From Korea came one of the festival’s most memorable entries: Hosup Lee’s And Thereafter (USA/Republic of Korea), awarded the Silver Dove for Best Long Documentary, ex aequo with Stroke. The story of a South Korean war bride, one of ten thousand who married GIs shortly after the Korean conflict, the candid 76-year old Young-Ja Wike looks back on a scarred family history: an unfaithful and abusive husband and grown children who only visit when they need money. A shattering story of a wartime destiny, And Thereafter sensitively depicts a broken life from a frank perspective ­ a penetrating psychogram. The pulse of North Korea was taken in Pieter Fleury’s North Korea, A Day in the Life (Netherlands). Here the Great Leader, Kim Jong Il, is seen and heard everywhere in the life of a worker at a textile factor as though his presence is an entirely »normal« function of living and working! And in Dong-Won Kim’s Repatriation (Republic of Korea) the director, known as the godfather of independent Korean filmmakers, has documented over a stretch of some twelve years the lives of two North Koreans, who, as political prisoners, had spent 30 years in a South Korean prison on a charge of espionage. Refusing to submit to a »program of conversion,« they were eventually repatriated to North Korea in 2000.

A pity that Orzu Shapirov’s Runaways (Tajikistan), shot with a video camera, was overlooked by the international jury. The story of Afghan villagers who are forced to flee the bombing in the north to take refuge on uninhabited islands on the Pianj River bordering Tadjikistan, these refugees have witnessed the destruction of their homes and are now barely existing without a roof over their heads.
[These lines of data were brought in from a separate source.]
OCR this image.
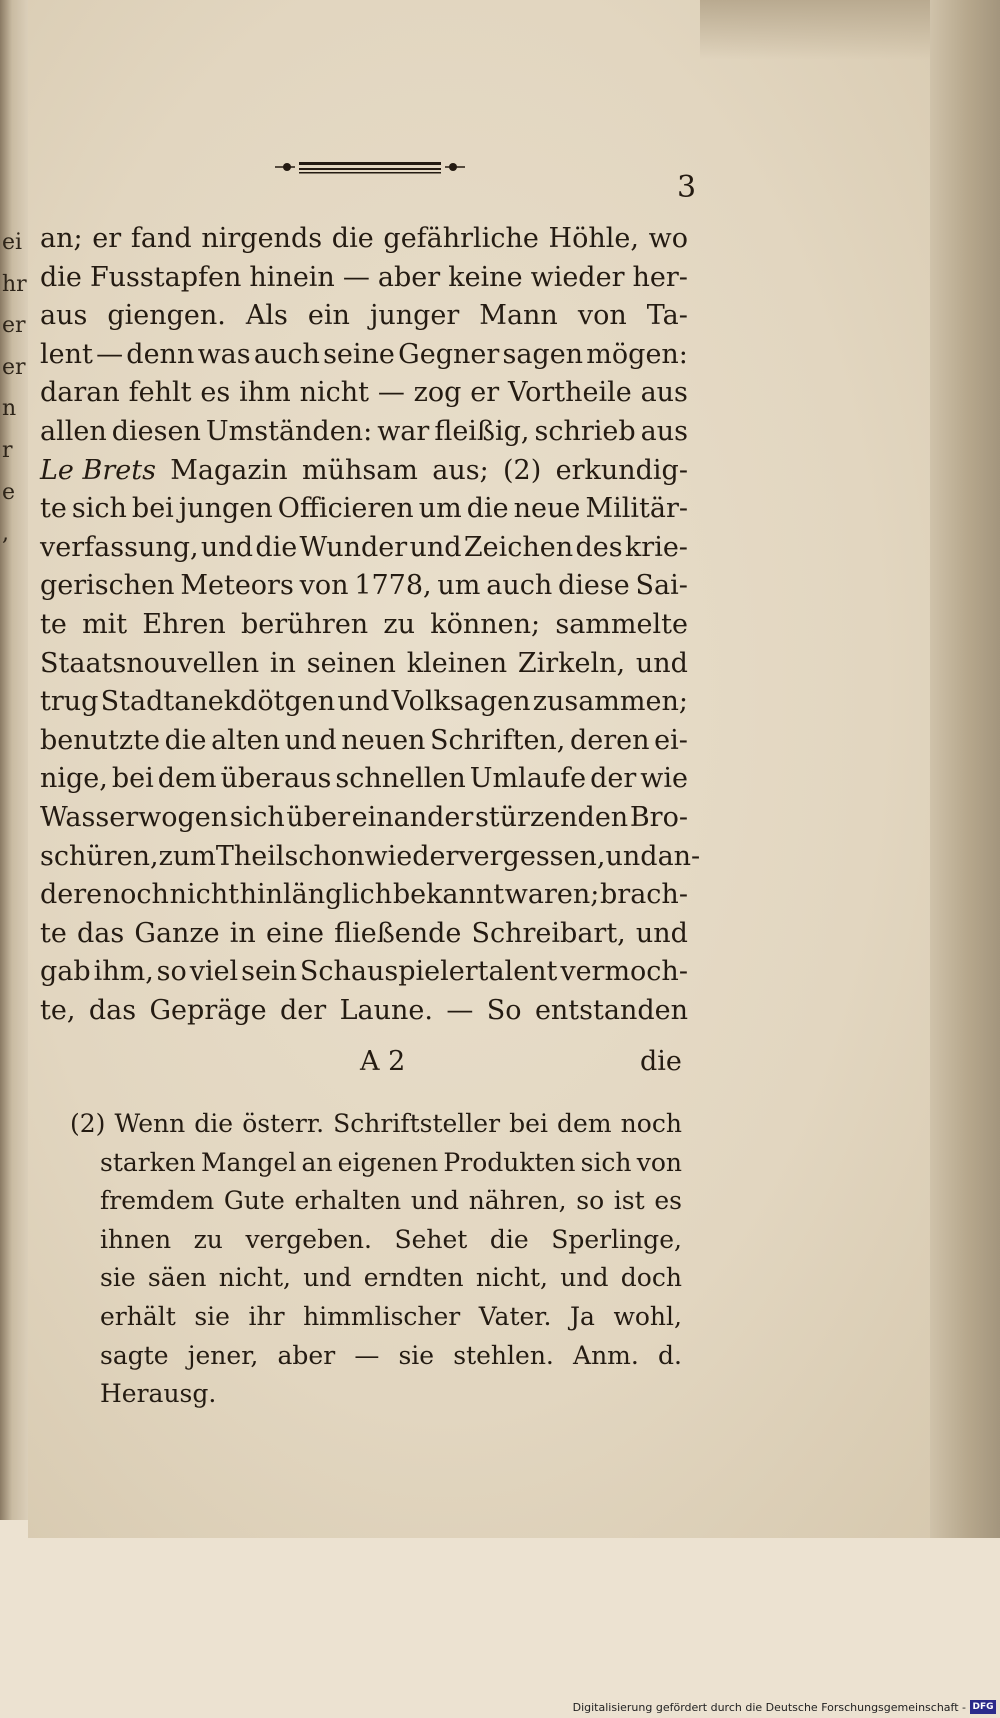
ei
hr
er
er
n
r
e
,
3
an; er fand nirgends die gefährliche Höhle, wo
die Fusstapfen hinein — aber keine wieder her-
aus giengen. Als ein junger Mann von Ta-
lent — denn was auch seine Gegner sagen mögen:
daran fehlt es ihm nicht — zog er Vortheile aus
allen diesen Umständen: war fleißig, schrieb aus
Le Brets Magazin mühsam aus; (2) erkundig-
te sich bei jungen Officieren um die neue Militär-
verfassung, und die Wunder und Zeichen des krie-
gerischen Meteors von 1778, um auch diese Sai-
te mit Ehren berühren zu können; sammelte
Staatsnouvellen in seinen kleinen Zirkeln, und
trug Stadtanekdötgen und Volksagen zusammen;
benutzte die alten und neuen Schriften, deren ei-
nige, bei dem überaus schnellen Umlaufe der wie
Wasserwogen sich über einander stürzenden Bro-
schüren, zum Theil schon wieder vergessen, und an-
dere noch nicht hinlänglich bekannt waren; brach-
te das Ganze in eine fließende Schreibart, und
gab ihm, so viel sein Schauspielertalent vermoch-
te, das Gepräge der Laune. — So entstanden
A 2	die
(2) Wenn die österr. Schriftsteller bei dem noch
starken Mangel an eigenen Produkten sich von
fremdem Gute erhalten und nähren, so ist es
ihnen zu vergeben. Sehet die Sperlinge,
sie säen nicht, und erndten nicht, und doch
erhält sie ihr himmlischer Vater. Ja wohl,
sagte jener, aber — sie stehlen. Anm. d.
Herausg.
Digitalisierung gefördert durch die Deutsche Forschungsgemeinschaft - DFG
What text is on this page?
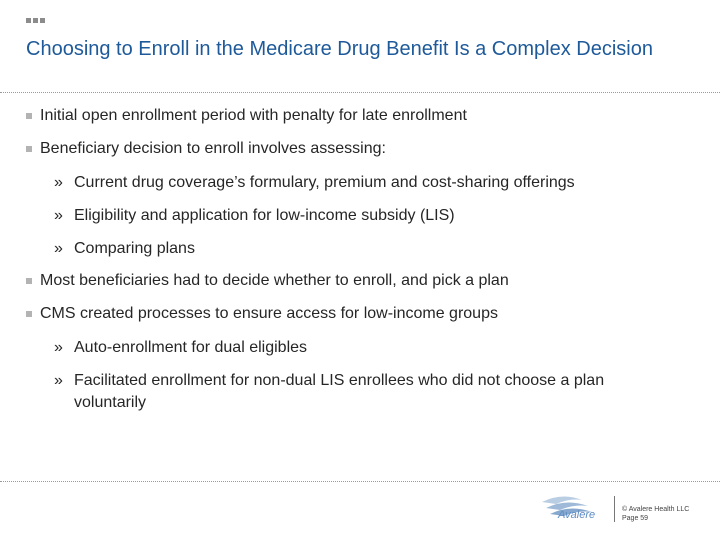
Choosing to Enroll in the Medicare Drug Benefit Is a Complex Decision
Initial open enrollment period with penalty for late enrollment
Beneficiary decision to enroll involves assessing:
» Current drug coverage’s formulary, premium and cost-sharing offerings
» Eligibility and application for low-income subsidy (LIS)
» Comparing plans
Most beneficiaries had to decide whether to enroll, and pick a plan
CMS created processes to ensure access for low-income groups
» Auto-enrollment for dual eligibles
» Facilitated enrollment for non-dual LIS enrollees who did not choose a plan voluntarily
Avalere	© Avalere Health LLC
Page 59
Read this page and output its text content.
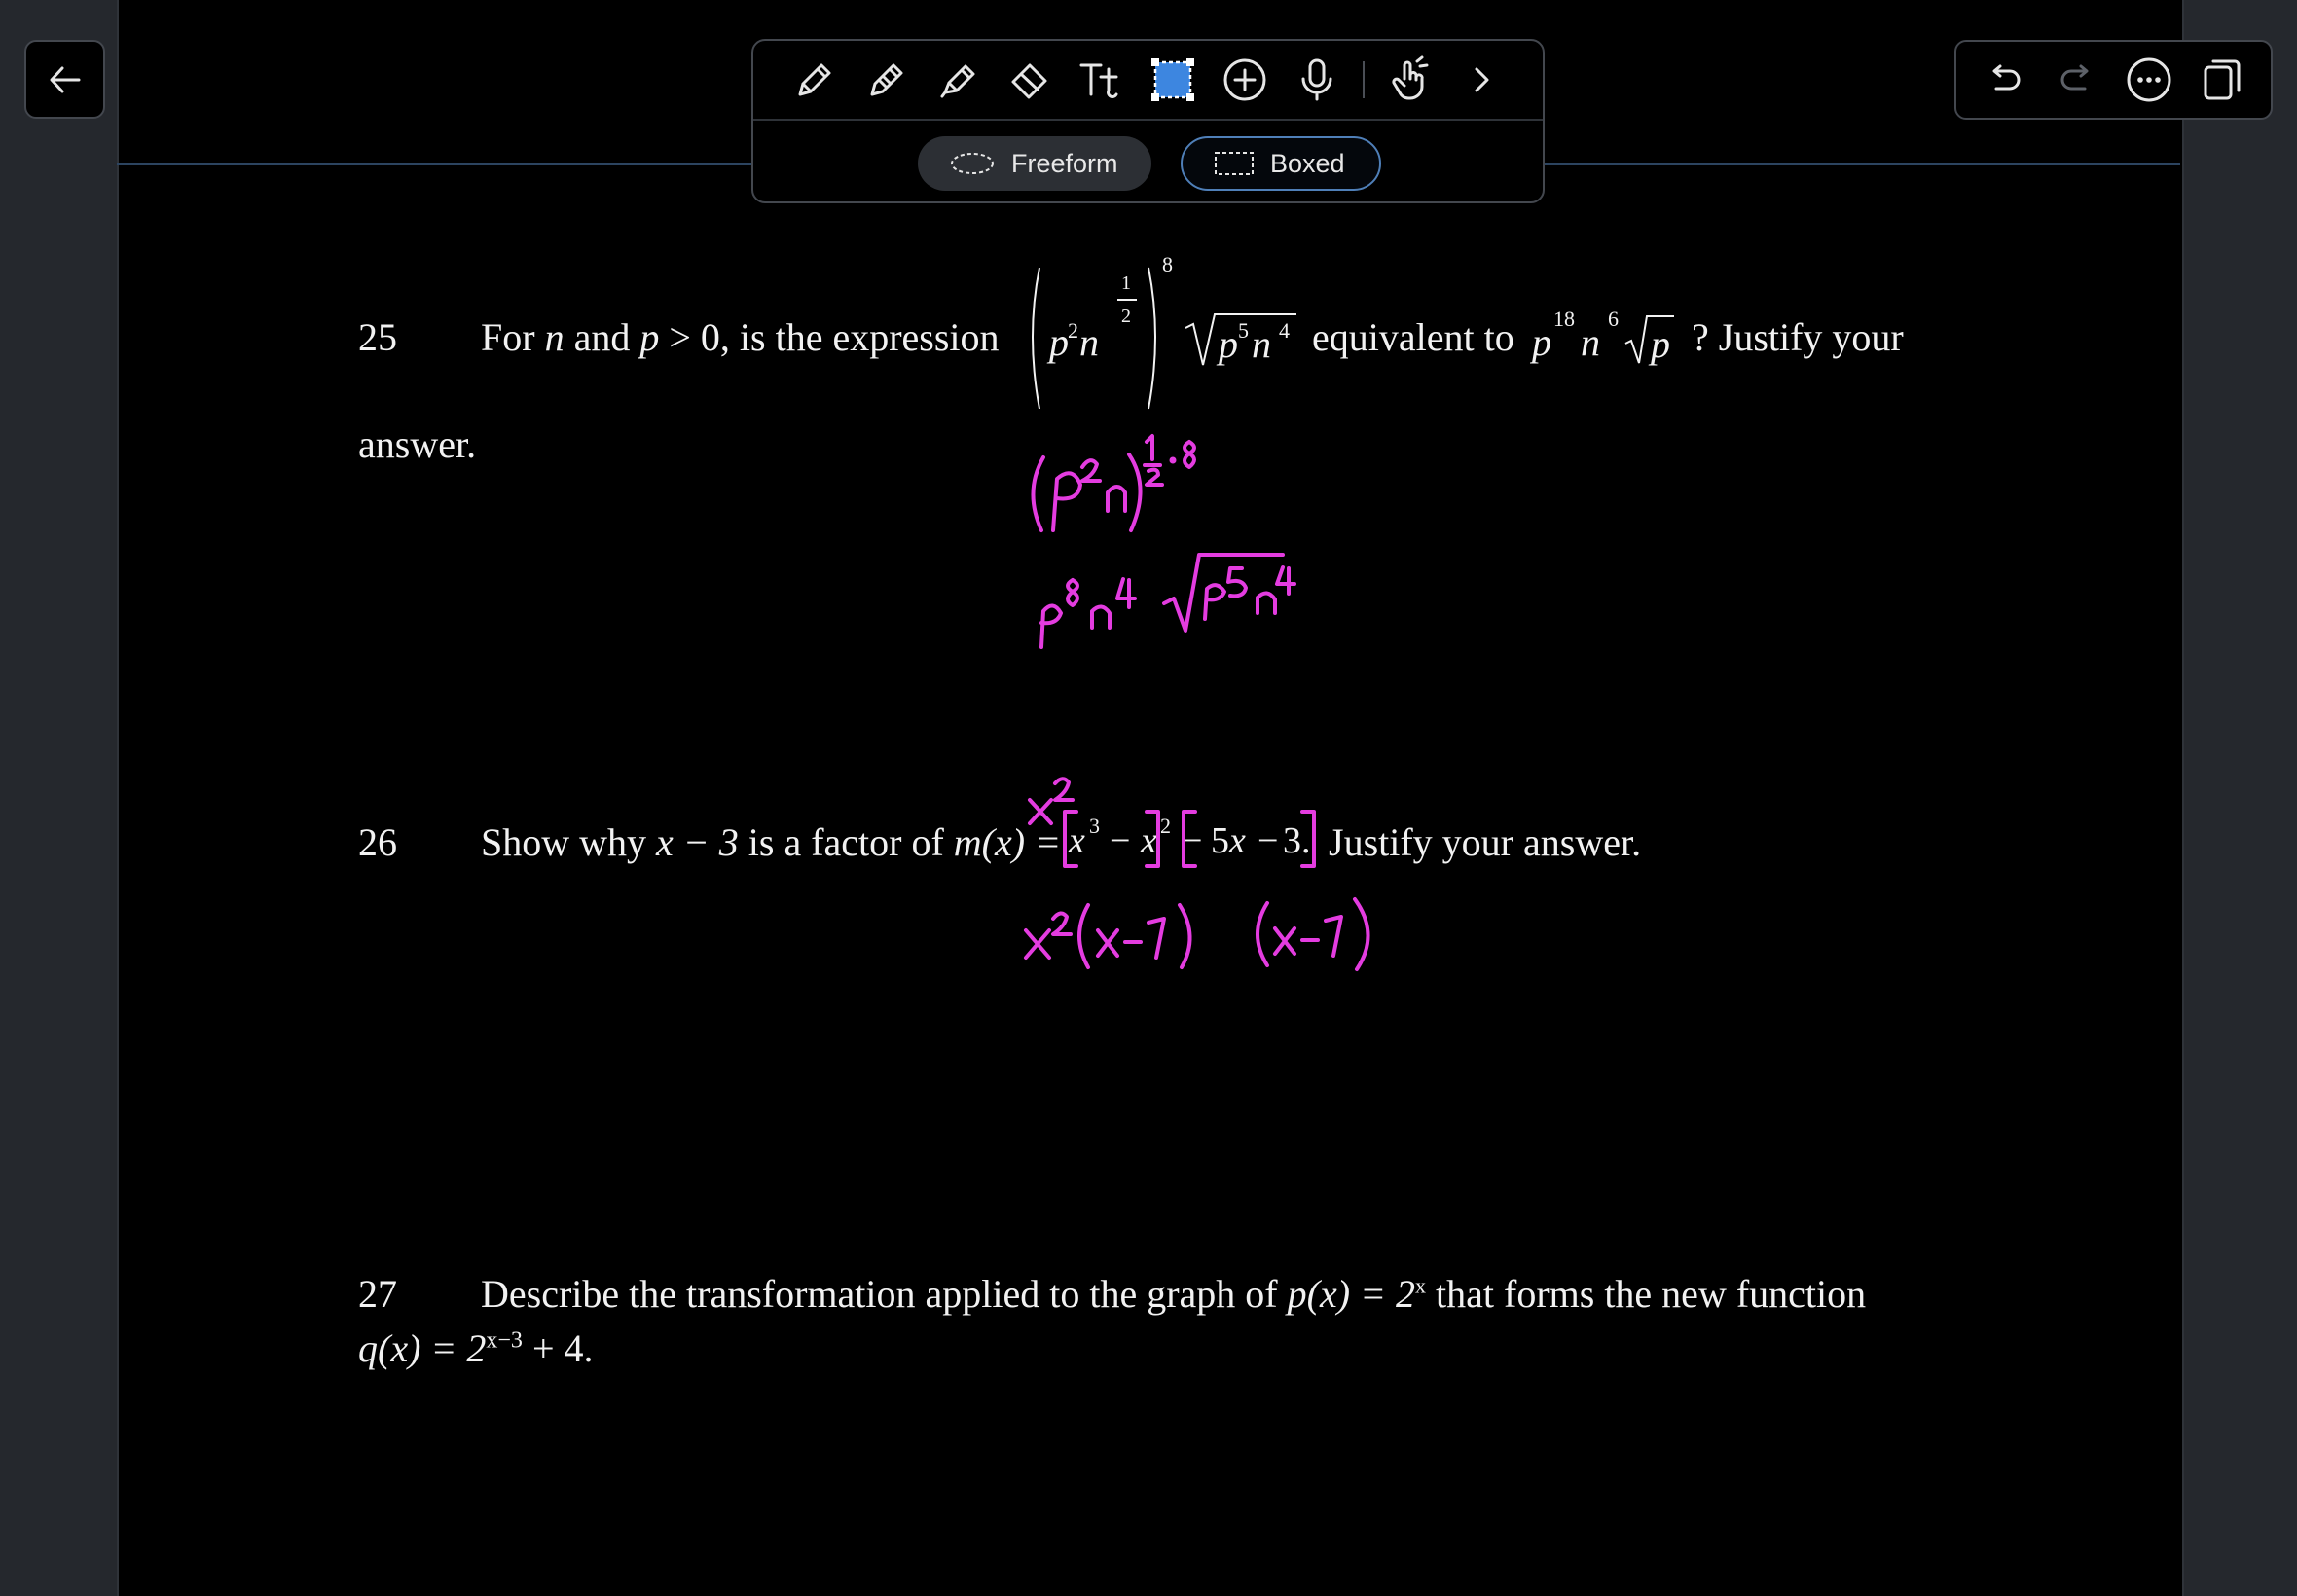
Freeform	Boxed
25 For n and p > 0, is the expression p 2 n
1
2
8
p 5 n 4 equivalent to p
18
n
6
p ? Justify your
answer.
26 Show why x − 3 is a factor of m(x) = x 3 − x 2 − 5x − 3. Justify your answer.
27 Describe the transformation applied to the graph of $p(x) = 2^x$ that forms the new function
$q(x) = 2^{x-3} + 4$.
Carrying everything they have in sacks on their backs and on donkeys, their exodus is across arid deserts and flooded rivers. In their faces, and those of their children, you can sense the helplessness of their situation and an incomprehension of the reasons for their ordeal. A documentary without dialogue or commentary, the message in Runaways is written on the harsh wind that has driven them to this precarious perch in a hostile landscape.

Dorothea Holloway
 

AWARDS:
 
Mermaid Statuette, Best Literary Adaptation: Vinko Bresan’s Svedoci (Witnesses) (Croatia), based on Juric Pavicic&rsquos Alabaster Sheep.